L'arcivescovo: "La realtà del lavoro ha un grande significato"
GORIZIA. La mattina del giorno di Pasqua, dopo avere assistito alla celebrazione del Resurrexit, dei fedeli di lingua slovena in cattedrale, l’arcivescovo di Gorizia Carlo Maria Redaelli ha presieduto la messa nella chiesa di Sant’Ignazio. Questa la parte finale della sua omelia dove ha ricordato la sua recentissima visita in alcune aziende del territorio per parlare di lavoro, molte volte del lavoro che non c’è. Redaelli ha affermato che bisogna tendere a «un valore di vita e di definitività da riconoscere a tutto quello che facciamo: non solo alla preghiera o a qualche gesto di bontà, ma ai nostri rapporti, agli affetti familiari, alle amicizie, al nostro lavoro, alla cultura, all’arte, allo sport, a tutto ciò che è parte della nostra vita, compresi anche i momenti difficili dei problemi, della malattia, dei lutti. Proprio convinto di questo, nei giorni scorsi ho visitato l’ospedale di Gorizia e diverse fabbriche, aziende agricole e uffici: non era solo per portare un augurio, dire una preghiera e dare una benedizione, ma per indicare concretamente che appunto anche la realtà della malattia e del lavoro hanno un significato, hanno un grande valore».

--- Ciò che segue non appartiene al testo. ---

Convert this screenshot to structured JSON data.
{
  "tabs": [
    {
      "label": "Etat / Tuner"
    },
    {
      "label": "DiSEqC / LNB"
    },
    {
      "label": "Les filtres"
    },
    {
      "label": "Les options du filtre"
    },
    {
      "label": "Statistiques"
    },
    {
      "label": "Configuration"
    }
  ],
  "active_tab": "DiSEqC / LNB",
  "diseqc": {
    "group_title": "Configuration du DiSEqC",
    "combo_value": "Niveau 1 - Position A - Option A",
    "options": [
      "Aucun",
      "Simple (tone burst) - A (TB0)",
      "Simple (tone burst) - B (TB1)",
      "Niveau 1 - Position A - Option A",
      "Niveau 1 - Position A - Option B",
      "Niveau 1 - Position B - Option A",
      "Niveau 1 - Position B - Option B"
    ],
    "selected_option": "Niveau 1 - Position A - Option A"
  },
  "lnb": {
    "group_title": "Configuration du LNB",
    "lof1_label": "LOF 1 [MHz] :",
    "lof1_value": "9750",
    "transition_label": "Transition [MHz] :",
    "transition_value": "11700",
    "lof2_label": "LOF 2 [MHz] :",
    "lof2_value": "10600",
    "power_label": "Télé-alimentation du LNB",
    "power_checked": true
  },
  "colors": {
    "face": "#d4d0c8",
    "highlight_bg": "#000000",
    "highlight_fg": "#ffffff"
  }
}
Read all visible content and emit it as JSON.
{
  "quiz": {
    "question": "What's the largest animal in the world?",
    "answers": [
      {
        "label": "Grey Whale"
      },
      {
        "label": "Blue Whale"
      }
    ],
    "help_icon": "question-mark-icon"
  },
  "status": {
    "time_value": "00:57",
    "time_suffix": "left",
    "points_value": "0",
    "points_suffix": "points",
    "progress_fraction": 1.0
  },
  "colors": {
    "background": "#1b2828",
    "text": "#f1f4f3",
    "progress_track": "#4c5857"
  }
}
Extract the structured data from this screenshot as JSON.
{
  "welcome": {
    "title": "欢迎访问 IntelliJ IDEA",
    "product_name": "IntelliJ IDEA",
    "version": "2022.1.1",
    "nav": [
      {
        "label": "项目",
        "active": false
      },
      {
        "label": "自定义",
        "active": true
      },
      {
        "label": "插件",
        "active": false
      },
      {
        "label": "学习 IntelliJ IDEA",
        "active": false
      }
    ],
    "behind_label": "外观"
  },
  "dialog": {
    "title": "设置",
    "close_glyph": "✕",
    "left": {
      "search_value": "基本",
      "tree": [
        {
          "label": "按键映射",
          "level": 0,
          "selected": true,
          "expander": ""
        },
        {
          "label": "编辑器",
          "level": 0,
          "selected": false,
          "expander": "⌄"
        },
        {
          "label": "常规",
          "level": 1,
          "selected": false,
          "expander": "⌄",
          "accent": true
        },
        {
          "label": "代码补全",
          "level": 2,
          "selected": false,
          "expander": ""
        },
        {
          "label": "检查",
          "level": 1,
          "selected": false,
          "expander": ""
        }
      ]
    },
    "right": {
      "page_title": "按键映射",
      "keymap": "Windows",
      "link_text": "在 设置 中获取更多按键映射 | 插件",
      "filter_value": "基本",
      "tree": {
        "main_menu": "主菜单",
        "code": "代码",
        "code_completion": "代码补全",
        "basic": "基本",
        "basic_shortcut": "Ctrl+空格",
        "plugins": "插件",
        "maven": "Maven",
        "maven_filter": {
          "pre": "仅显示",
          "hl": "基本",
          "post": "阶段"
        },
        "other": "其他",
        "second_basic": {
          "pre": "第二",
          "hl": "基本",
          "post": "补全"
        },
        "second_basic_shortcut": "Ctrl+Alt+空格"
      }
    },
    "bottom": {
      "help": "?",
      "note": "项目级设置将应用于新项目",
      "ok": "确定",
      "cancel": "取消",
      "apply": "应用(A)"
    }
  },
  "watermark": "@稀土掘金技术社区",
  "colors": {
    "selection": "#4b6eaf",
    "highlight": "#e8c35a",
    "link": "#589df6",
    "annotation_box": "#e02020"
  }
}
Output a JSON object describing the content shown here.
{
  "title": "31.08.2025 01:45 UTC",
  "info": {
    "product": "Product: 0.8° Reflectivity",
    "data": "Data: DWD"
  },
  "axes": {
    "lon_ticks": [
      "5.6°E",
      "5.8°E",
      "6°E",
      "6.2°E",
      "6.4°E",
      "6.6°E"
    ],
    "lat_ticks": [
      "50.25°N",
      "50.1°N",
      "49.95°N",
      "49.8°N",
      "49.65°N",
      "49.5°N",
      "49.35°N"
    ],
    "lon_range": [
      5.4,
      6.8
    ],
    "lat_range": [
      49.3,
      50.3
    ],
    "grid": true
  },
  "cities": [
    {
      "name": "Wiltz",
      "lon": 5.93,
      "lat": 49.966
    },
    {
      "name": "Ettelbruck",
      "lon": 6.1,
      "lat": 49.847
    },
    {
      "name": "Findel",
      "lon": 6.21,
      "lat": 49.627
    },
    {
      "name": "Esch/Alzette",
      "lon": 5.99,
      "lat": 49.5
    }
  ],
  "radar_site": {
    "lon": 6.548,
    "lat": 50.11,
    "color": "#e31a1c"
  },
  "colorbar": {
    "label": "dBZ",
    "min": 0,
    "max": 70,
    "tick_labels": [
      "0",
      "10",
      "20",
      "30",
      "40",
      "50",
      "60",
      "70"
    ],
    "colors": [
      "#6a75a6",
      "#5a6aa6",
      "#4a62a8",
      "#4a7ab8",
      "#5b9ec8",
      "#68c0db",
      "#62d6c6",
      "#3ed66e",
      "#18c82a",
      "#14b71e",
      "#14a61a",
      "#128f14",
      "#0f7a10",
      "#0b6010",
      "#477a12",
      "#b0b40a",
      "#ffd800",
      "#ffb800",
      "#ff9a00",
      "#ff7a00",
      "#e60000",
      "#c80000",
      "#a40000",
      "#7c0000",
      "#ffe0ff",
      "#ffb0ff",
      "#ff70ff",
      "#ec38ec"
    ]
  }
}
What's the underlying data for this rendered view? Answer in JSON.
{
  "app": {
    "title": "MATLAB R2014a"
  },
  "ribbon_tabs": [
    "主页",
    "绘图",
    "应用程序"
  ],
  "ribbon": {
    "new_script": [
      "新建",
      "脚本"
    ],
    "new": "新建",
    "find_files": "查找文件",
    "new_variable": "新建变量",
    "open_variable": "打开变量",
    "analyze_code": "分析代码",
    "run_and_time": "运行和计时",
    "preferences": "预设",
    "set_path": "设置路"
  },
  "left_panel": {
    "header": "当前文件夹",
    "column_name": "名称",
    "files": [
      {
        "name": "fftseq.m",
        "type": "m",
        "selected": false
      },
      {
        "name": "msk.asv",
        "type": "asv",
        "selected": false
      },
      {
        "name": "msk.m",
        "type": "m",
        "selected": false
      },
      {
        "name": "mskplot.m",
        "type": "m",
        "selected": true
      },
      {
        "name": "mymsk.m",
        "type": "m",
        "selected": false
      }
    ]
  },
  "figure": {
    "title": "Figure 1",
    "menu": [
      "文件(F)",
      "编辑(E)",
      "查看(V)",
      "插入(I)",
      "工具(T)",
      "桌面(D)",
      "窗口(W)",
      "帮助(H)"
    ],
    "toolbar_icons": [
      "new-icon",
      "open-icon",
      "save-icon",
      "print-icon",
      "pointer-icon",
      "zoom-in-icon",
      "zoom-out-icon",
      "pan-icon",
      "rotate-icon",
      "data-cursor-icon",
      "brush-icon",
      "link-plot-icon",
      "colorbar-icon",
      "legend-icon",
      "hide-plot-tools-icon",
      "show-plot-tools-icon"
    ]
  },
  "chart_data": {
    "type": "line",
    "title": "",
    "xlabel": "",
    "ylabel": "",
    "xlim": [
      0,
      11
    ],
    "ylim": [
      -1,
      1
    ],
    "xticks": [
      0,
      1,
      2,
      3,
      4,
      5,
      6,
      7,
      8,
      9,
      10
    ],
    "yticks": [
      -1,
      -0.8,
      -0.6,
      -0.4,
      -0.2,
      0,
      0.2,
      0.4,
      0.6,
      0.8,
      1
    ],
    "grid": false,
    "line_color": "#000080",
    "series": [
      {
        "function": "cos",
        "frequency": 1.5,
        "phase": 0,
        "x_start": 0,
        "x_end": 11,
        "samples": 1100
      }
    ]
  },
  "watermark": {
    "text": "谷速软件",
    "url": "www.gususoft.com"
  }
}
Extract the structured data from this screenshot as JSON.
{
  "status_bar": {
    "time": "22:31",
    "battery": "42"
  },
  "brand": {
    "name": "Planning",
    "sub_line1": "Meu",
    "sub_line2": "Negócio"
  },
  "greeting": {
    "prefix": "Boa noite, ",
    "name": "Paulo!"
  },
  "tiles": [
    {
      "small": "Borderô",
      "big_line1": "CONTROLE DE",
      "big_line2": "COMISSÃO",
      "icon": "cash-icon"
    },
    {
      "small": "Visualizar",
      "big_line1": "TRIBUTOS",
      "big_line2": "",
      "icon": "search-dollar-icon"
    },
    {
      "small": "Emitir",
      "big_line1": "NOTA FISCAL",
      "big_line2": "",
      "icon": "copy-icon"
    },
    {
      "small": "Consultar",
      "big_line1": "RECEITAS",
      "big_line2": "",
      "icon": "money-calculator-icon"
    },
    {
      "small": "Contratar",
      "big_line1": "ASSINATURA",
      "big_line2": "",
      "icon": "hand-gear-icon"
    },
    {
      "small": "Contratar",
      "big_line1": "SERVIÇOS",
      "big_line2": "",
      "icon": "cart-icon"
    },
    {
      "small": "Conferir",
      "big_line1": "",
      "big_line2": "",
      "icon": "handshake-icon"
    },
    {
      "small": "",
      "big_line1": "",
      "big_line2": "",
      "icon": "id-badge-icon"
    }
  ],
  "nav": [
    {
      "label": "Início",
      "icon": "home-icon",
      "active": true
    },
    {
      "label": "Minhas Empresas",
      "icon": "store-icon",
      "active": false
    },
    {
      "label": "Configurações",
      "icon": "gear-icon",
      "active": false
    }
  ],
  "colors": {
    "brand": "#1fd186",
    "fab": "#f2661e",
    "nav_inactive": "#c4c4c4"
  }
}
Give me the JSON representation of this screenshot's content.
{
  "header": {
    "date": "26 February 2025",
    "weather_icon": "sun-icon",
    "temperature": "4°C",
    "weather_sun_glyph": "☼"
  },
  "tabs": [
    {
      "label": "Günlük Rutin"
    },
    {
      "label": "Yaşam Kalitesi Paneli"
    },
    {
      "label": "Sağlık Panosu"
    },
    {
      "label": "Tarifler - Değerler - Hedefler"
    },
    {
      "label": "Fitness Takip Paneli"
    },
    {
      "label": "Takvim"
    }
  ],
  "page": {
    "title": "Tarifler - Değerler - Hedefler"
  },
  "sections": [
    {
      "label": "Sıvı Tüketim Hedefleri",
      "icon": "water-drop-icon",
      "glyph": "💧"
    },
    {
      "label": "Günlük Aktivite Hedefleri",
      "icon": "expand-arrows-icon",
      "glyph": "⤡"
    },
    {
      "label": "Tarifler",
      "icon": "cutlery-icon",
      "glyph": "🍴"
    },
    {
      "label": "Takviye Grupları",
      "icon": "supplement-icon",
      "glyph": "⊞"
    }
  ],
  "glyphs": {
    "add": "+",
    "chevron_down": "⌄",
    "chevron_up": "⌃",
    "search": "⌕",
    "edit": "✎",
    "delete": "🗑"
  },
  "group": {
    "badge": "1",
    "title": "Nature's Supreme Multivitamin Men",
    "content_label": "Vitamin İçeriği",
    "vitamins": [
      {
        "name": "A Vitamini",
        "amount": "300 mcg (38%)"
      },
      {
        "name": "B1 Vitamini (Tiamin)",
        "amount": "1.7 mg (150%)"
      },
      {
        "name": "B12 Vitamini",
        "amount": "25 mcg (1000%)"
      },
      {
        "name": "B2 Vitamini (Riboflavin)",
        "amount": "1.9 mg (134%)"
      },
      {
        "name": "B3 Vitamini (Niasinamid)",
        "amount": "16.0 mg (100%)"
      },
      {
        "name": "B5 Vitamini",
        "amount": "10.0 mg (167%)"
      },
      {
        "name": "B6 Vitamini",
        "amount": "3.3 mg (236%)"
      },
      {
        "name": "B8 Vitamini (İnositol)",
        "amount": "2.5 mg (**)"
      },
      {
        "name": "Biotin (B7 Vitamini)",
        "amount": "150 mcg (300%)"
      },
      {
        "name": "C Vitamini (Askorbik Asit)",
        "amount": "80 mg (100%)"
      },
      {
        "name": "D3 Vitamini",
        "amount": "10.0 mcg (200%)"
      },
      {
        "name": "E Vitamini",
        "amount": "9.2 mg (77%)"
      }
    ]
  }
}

«Vivere da persone che hanno come orizzonte la risurrezione e la salvezza di tutto: questo, se ci pensate, cambia tutto nella vita. Offre - le parole dell’arcivescovo - una prospettiva incredibile, dona una sapore di eternità a ogni momento. Perché noi siamo fatti per l’eternità. La morte sarà solo un passaggio, doloroso e faticoso, ma solo un passaggio verso quella pienezza di vita che già ora sperimentiamo. Vivere da risorti è quindi dire con convinzione non a parole, ma con la vita, insieme ai nostri padri: “Credo nella risurrezione di questa carne”».